İşverenler önyargılı

Engellilerin iş hayatına katılmasının sağlamanın diğer bir yolu ise engellilik ile ilgili farkındalığın arttırılmasından ve önyargıların yıkılmasından geçiyor. Alternatif Yaşam Derneği (AYDER) Başkanı Ercan Tutal ve Koç Üniversitesi Psikoloji Bölümü Öğretim Üyesi ve Türk Psikologlar Derneği İstanbul Şubesi Başkanı Prof. Dr. Zeynep Aycan engelliler konusunda toplumdaki bilgi eksikliğini gidermek, böylece engellilerin hayata katılmalarına destek olmak amacıyla benzer eğitim çalışmaları yapıyorlar. Tutal, “Genelde insanların engelliler konusunda ya yetersiz fikirleri var ya da hiç yok. Bir engelli gördüğü zaman ya çok duygusal davranıyor ya da ne yapacağını şaşırıyor. Engellilere nasıl yaklaşacağımızı bilmediğimiz için onu toplumun dışına atabiliyoruz. Bunu aşmanın tek yolunun eğitim olduğundan hareketle engellilikle ilgili eğitimlere başladık. Özel ihtiyaç sahibi bireye doğru yaklaşım eğitiminde engelliye doğru yaklaşım konusunu ele alıyoruz” diyor.

Prof. Dr. Aycan ise engellilerin iş hayatına katılımını teşvik etmek amacıyla yapılan bu eğitimler sonucunda yönetici ve çalışanların engelli istihdamı konusundaki görüş ve tutumlarının olumlu yönde değiştiğini söylüyor. Aycan, “Önyargıların arkasında bilgi eksikliği var. Genellikle işyerleri doğuştan engelli olanlara daha sempatik bakıyor ama trafik kazası gibi nedenlerle sonradan engelli olanlara, acaba alkollü müydü, dikkatsiz miydi gibi bir gözle daha önyargılı bakıyorlar.
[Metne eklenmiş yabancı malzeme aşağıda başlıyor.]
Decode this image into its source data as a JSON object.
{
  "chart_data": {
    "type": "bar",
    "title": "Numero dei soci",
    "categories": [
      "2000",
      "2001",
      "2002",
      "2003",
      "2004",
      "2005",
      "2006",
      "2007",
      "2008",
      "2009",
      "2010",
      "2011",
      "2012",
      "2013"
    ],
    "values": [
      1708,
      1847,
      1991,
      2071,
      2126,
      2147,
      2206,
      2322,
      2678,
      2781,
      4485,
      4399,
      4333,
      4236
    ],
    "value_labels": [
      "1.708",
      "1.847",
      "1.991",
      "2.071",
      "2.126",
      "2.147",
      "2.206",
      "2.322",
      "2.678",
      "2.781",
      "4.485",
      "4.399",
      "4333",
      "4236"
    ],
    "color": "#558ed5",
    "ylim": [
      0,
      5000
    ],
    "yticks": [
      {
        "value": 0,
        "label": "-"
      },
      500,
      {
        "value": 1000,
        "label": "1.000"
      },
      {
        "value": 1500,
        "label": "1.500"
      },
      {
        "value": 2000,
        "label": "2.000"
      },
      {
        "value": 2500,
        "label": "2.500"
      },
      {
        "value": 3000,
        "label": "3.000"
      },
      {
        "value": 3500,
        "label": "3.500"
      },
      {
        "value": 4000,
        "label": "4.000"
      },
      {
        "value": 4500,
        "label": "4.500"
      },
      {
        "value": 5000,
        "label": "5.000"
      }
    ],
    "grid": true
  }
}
Maliyetli olduğu düşünülüyor ama örneğin bir görmezi işe almak için sadece ekran okuma büyütme yazılımı alıyorsunuz, onun da maliyeti çok düşük. İşyerleri yüzde 3 kotayı doldurmak için işe alıyor ama işe gelmesin isteniyor, ayda bir maaşını alsın isteniyor, bu bizim istediğimiz bir şey değil. Önemli olan onların topluma entegre olması, hayata katılması ve kuruma faydalı olması.”

Eğitim ve ulaşılabilirlik en büyük engeller

Türkiye Sakatlar Derneği Başkanı Şükrü Boyraz, engellilerin iş yaşamına katılması ile ilgili olarak en büyük engellerin eğitim ve erişilebilirlik/ulaşılabilirlik olanakları olduğunu söylüyor. Engellilerin aldığı eğitim ve yaptığı işle eşdeğer olarak ayrımcılığa uğramadan, aynı hakları vererek çalıştırılmaları gerektiğini belirtiyor: “Devletin engelliyi birilerinin sadakasına muhtaç etmemesi lazım, onurlu bir şekilde eğitimine, istihdamına ve yaşam mücadelesine olanak sağlamalıdır. Farklı bir şey istemiyor, toplum nasıl yaşıyorsa öyle yaşamak istiyoruz sadece. Engelliler birilerinin sızlayan vicdanı haline getirilmemeli.” Boyraz, sorunun çözümü için devletin konuyla ilgili sivil toplum kuruluşlarıyla bir araya gelerek sistemi yeniden tasarlamasını öneriyor.